This harrowing account of the team's attempt to reach the summit has just come through.

By Terry Byrne

All night the wind was howling and I doubt anyone slept. We were three to a tent and it was -20 degrees outside. This caused massive amounts of condensation, so all night we had drops of moisture landing on our sleeping bags and quickly turning to ice. 

At 0300, one of our guides, Andy, brought some warm water for us to drink. The intent was to wake us up but most of us were already wide awake or at most barely snoozing. It is hard to sleep at altitude when your heart is racing and you cannot seem to take in enough air with each breath. Nausea and headaches are other symptoms that we have just learnt to get used to.

Andy's arrival meant that it was time to attempt to summit Mount Aconcagua. Eventually, after months of planning and training, we were on our way to ticking another challenge off on our way to completing the Adaptive Grand Slam. At least that is what we thought. 

The temperature was still below -20 degrees as we collapsed the tents and, despite the forecast being otherwise, the wind was up. Harry made the call that we were good to go so as a team we all filtered out onto the steep first section.

We had around 1000 metres of elevation to gain and the first section felt almost vertical. I had quite a severe migraine from the altitude and the oxygen level was so low we were covering a tenth of the pace we would normally do at sea level. The wind was picking up and it was an almost impossible challenge to keep our extremities warm. My lips, nose and cheeks were becoming heavily wind burnt despite preventative measures, and my toes and fingers gradually became numb and painful. I still can't feel them properly 24 hours later.

After climbing for around 5hrs we came to a windy pass at around 6500m. We could see the summit but reaching it was another matter. We were battling against a 65 Km/H head wind creating a wind chill factor of -43 degrees. As well as the penetrating cold, the power of the wind made movement along the pass unpredictable and dangerous.

Harry has the experience of numerous climbs on numerous mountains and we all know that his judgement is spot on. After assessing the situation he had to make the difficult call to turn back less than 400m from the summit. The group were all absolutely gutted but knew the decision was final and that it was the right call. It wasn't the time or the place to do anything but follow his wise direction. Although it was not clear to everyone at the time, he could see that several team members were showing early signs of frost bite and another 4 hours in worsening conditions could have led to serious injury or even death. Some of the team's prosthetics were now barely functional having taken a battering with the steep rocky terrain and sub-zero conditions.

The walk back to Camp 3 was quiet and depressing. This was in marked contrast to the indelible confidence and buoyancy that the team had possessed until this point. We are fit, motivated and strong and the thought of failure had barely figured. The truth is that no team, without almost definitely risking life, could have reached the summit that day. We could handle the biting cold or the high winds; but the combination of both together defeated us.

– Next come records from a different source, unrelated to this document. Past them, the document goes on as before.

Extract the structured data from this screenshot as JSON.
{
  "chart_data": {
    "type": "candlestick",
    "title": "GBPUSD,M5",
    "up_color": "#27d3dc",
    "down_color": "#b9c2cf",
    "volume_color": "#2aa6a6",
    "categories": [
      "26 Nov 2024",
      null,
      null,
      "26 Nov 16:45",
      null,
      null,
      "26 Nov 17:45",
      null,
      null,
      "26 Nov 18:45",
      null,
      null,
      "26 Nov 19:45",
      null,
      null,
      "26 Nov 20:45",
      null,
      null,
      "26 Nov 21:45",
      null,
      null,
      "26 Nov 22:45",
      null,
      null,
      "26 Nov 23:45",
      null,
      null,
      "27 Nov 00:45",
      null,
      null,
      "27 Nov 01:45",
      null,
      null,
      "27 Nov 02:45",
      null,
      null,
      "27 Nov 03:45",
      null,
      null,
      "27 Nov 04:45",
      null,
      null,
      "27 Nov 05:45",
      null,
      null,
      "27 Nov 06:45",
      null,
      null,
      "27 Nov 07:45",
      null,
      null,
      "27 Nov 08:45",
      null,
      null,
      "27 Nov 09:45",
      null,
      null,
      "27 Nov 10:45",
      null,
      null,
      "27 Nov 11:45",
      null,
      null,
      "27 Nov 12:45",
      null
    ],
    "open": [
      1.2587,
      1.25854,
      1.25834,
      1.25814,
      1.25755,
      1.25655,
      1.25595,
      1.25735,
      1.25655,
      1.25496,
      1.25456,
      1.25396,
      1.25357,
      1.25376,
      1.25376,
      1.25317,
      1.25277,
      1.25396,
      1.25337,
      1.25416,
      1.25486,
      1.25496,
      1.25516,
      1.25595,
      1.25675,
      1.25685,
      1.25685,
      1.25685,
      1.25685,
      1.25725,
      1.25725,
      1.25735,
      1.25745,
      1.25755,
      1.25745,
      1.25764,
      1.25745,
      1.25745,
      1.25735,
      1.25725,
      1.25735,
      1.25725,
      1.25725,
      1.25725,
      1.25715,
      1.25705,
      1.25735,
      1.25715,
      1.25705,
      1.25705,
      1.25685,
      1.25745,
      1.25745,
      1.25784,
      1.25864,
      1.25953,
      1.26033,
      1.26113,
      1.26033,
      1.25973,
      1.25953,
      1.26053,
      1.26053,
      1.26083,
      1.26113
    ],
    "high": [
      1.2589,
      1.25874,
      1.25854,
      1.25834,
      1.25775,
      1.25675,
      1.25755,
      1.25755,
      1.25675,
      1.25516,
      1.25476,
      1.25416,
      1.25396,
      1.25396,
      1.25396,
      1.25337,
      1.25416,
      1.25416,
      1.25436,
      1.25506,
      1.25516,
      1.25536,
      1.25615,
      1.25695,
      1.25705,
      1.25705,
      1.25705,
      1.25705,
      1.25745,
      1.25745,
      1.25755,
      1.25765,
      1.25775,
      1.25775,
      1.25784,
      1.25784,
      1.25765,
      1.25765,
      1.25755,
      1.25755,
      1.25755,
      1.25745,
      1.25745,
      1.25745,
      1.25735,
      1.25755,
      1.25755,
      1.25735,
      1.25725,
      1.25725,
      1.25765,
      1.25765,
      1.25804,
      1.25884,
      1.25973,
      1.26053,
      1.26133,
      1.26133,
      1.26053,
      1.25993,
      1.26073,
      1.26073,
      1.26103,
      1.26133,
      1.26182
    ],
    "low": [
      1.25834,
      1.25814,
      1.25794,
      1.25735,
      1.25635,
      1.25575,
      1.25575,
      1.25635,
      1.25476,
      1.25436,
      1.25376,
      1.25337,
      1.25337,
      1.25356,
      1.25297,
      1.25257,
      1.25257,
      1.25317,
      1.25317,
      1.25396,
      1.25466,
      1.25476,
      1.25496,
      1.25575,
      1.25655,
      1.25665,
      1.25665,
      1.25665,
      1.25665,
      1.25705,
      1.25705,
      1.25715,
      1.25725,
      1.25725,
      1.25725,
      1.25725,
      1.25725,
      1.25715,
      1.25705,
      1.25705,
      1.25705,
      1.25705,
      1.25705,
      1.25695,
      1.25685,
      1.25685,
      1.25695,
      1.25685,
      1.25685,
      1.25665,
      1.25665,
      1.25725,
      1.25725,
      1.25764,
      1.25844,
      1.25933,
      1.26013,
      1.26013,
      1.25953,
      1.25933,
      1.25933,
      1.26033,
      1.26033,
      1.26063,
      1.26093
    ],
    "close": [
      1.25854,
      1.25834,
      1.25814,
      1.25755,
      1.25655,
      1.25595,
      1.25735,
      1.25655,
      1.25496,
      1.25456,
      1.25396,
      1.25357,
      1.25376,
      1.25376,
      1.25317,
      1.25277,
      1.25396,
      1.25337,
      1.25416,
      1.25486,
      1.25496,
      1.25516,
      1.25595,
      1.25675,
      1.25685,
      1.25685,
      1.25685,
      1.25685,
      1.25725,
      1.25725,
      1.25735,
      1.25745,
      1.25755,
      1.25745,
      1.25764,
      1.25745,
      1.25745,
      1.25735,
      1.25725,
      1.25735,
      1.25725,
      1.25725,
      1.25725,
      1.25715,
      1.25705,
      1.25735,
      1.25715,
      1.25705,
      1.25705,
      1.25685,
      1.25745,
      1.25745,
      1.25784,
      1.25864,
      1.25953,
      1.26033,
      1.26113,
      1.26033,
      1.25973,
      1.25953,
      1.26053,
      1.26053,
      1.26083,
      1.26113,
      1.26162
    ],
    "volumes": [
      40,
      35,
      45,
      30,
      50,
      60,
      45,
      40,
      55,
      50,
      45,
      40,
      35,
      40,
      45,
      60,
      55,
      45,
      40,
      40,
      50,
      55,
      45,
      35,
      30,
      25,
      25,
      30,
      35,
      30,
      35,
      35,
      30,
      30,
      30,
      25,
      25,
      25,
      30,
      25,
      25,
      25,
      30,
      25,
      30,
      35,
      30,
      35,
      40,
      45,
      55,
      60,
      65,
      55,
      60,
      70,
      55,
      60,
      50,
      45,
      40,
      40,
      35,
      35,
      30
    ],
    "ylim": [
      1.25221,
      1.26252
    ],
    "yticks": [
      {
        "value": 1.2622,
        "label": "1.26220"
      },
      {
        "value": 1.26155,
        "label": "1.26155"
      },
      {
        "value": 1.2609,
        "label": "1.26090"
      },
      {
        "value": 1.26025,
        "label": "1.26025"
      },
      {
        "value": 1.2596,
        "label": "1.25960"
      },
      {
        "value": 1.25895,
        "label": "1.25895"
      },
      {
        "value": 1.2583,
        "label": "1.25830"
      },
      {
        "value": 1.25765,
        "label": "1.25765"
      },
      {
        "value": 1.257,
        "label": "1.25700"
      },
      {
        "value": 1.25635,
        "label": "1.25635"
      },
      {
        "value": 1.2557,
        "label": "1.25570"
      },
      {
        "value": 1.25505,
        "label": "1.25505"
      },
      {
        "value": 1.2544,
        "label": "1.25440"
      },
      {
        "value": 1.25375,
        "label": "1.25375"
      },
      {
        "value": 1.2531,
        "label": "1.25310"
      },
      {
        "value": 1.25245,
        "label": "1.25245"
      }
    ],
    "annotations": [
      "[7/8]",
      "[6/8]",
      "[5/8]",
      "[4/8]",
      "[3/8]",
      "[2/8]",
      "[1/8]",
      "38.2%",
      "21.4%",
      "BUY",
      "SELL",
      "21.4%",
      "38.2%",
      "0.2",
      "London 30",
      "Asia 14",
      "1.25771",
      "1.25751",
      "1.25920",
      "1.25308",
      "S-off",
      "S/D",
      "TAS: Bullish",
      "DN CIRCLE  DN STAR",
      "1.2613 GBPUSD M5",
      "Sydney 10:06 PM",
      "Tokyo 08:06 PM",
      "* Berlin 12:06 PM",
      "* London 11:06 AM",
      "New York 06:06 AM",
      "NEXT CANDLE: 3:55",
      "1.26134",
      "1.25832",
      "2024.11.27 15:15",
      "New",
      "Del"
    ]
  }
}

On return to Camp 3 the mood lifted. We were more sheltered and the temperature was slightly more survivable. Initially we resolved to form a plan to make a second attempt; but after an assessment of the weather, injuries, supplies and equipment; it became very clear that this was not going to be possible. Several prosthetics were damaged to the point of being unusable, and the cold injuries several people were carrying meant they could not risk further exposure.

As the realisation that we weren't going to make it to the top this time sunk in, the resolve that we would be back soon to finish the job kicked in. We were beaten for now, but one day soon we will all be stood at the top of that mountain and nothing will get in our way.